The Biden administration has appealed the Texas court ruling. But, the program is still vulnerable in court.

Migrant advocates say only Congress can offer a permanent solution for Dreamers through immigration legislation.

“It’s good to see the administration recognize how critical DACA recipients are to our nation and take action to bolster protections for them,” said Ali Noorani, president and CEO of the National Immigration Forum. “A more formalized version of DACA will stabilize the lives of DACA-eligible Dreamers — but legislative action is still needed to fully solidify DACA recipients’ contributions, expand protections to other Dreamers and build a pathway to permanent legal status. Formalizing DACA is a positive step, but it’s not a permanent fix. This development is yet another reminder that Congress must act.”

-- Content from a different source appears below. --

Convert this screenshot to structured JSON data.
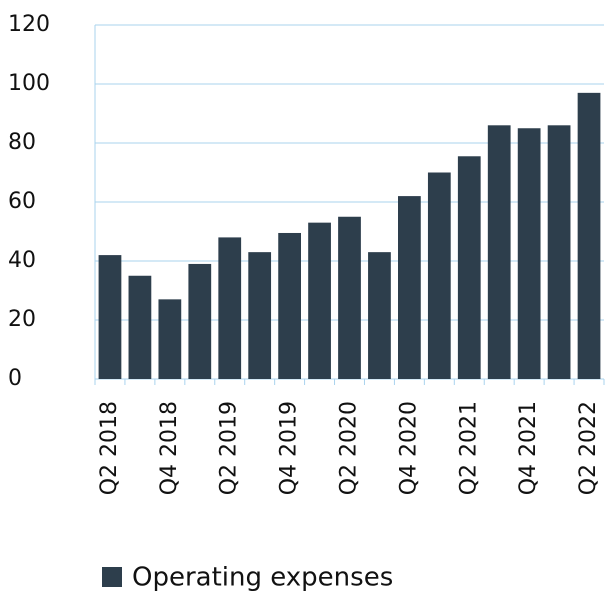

“Formalizing DACA is a positive step, but it’s not a permanent fix. This development is yet another reminder that Congress must act.”

Ali Noorani, president and CEO of the National Immigration Forum

Cornell Law School immigration law professor Stephen Yale-Loehr says the new proposed rule does not make major changes.

“Instead, the 205-page rule is an effort to bullet-proof the existing program from litigation challenges,” he said.

“The proposed rule becomes more important now that the Senate parliamentarian has ruled that legalization provisions for DACA recipients can’t be included in the budget reconciliation bill. While Democrats will try to find other ways to provide a path to a green card for Dreamers, the proposed rule could be a temporary safety net for Dreamers if legislation fails.” Yale-Loehr said.